Durante a sua intervenção, o ministro Wang Yi disse que nas “atuais circunstâncias o papel da ONU só pode ser fortalecido” e que “enfrentamos desafios globais que nenhum país do mundo pode superar sozinho”. Já Xi Jinping elogiou o trabalho das Nações Unidas, que considerou “a mais universal, representativa e credível organização internacional intergovernamental”, e reforçou o apoio da China ao acordo de Paris sobre o clima. Numa análise ao seu discurso ao “New York Times”, Baohui Zhang, professor de Ciência Política na Lignan University, em Hong Kong, disse que a China “quer assumir a liderança e fazer o sistema internacional funcionar” e que o Presidente chinês “quer apresentar a China como a nova força que vai suster a arquitetura do pós-Segunda Guerra Mundial ao transformar-se num poder indispensável”.

MICHAEL REYNOLDS / EPA

3 de dezembro – Foi o último dos encontros de António Guterres com os dirigentes dos cinco membros permanentes do Conselho de Segurança das Nações Unidas. Guterres foi recebido na Sala Oval da Casa Branca por Barack Obama, que manifestou a “maior confiança” de que o antigo primeiro-ministro português consiga atuar de forma “eficaz” na resolução de problemas como a crise dos refugiados e as questões climáticas. Guterres, descreveu Obama, é “um verdadeiro parceiro” e “uma figura de excelente reputação” em quem devemos confiar para gerir “os crescentes desafios” da atualidade.

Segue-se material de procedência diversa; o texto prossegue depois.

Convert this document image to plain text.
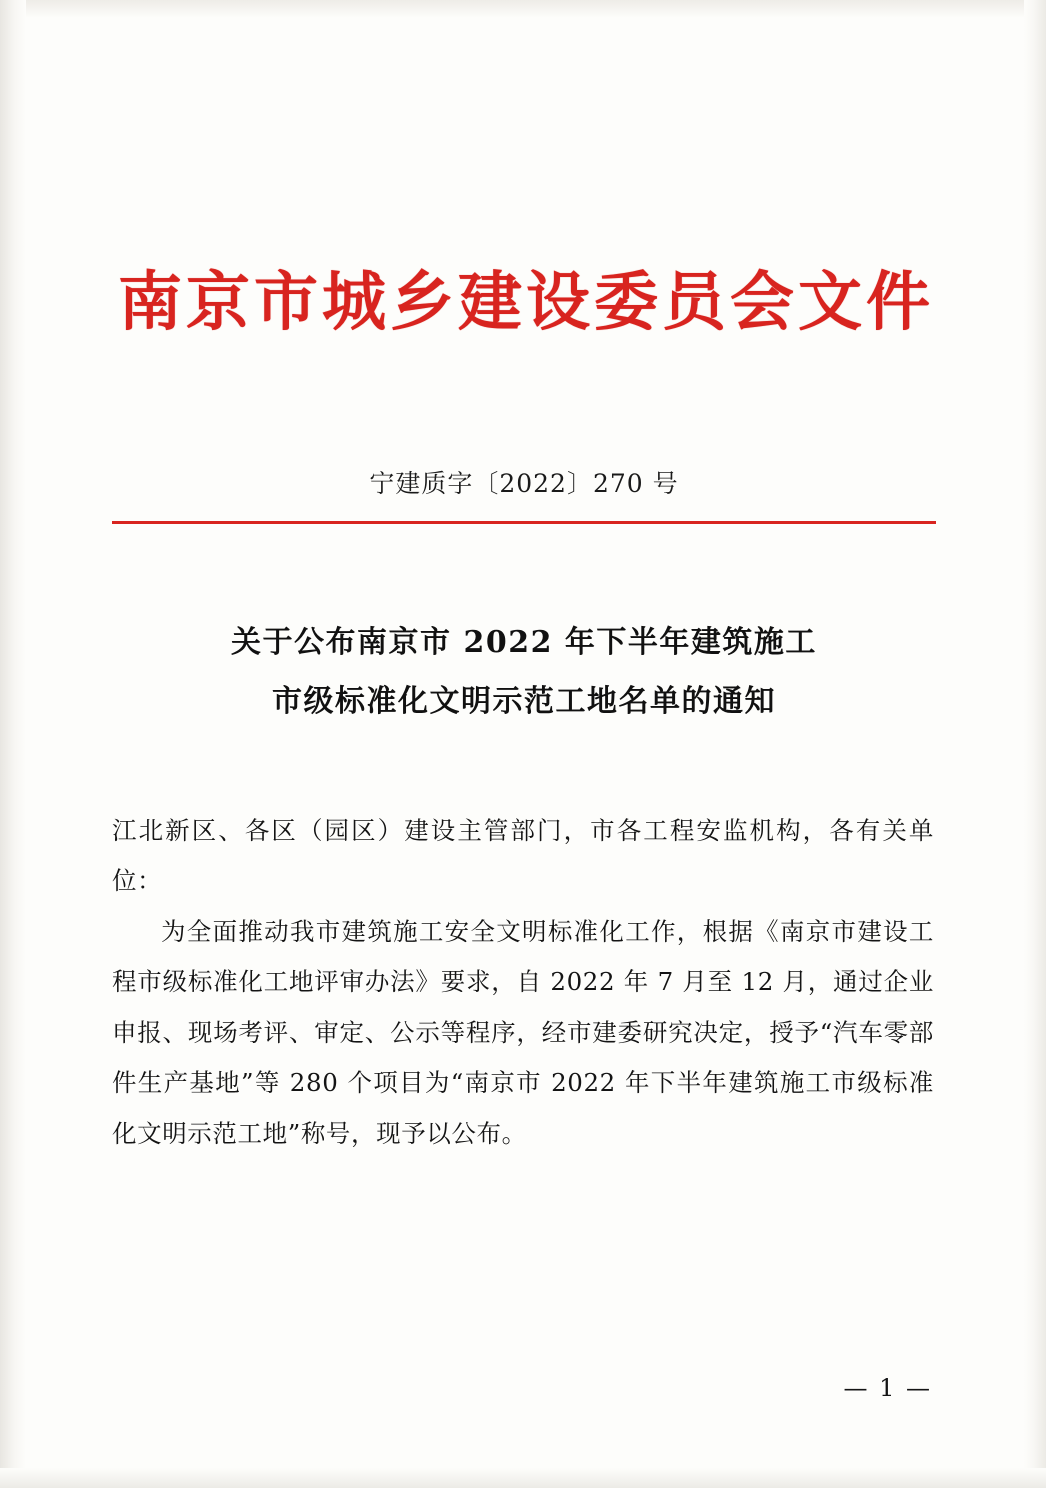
南京市城乡建设委员会文件
宁建质字〔2022〕270 号
关于公布南京市 2022 年下半年建筑施工
市级标准化文明示范工地名单的通知

江北新区、各区（园区）建设主管部门，市各工程安监机构，各有关单位：

为全面推动我市建筑施工安全文明标准化工作，根据《南京市建设工程市级标准化工地评审办法》要求，自 2022 年 7 月至 12 月，通过企业申报、现场考评、审定、公示等程序，经市建委研究决定，授予“汽车零部件生产基地”等 280 个项目为“南京市 2022 年下半年建筑施工市级标准化文明示范工地”称号，现予以公布。

— 1 —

Do outro lado, chegou uma resposta positiva e otimista. O antigo primeiro-ministro disse estar pronto a trabalhar não só com a Administração democrata cessante, como também com a próxima Administração, a de Donald Trump, que toma posse no mesmo mês que Guterres, mas 20 dias mais tarde. Trump escolheu Nikki Haley, governadora do estado da Carolina do Sul desde 2011, para ocupar o cargo de embaixadora dos EUA na ONU. A governadora poderá vir a tornar-se a primeira mulher a integrar o governo de Donald Trump

A sua escolha, porém, foi recebida com alguma incompreensão e até indignação, sobretudo porque durante a campanha eleitoral Haley apoiou primeiro o republicano Marco Rubio e depois Ted Cruz. Além disso, conseguiu ser uma voz incómoda para Trump em várias ocasiões, que chegou a acusá-la de manter uma posição “fraca” em relação à imigração ilegal.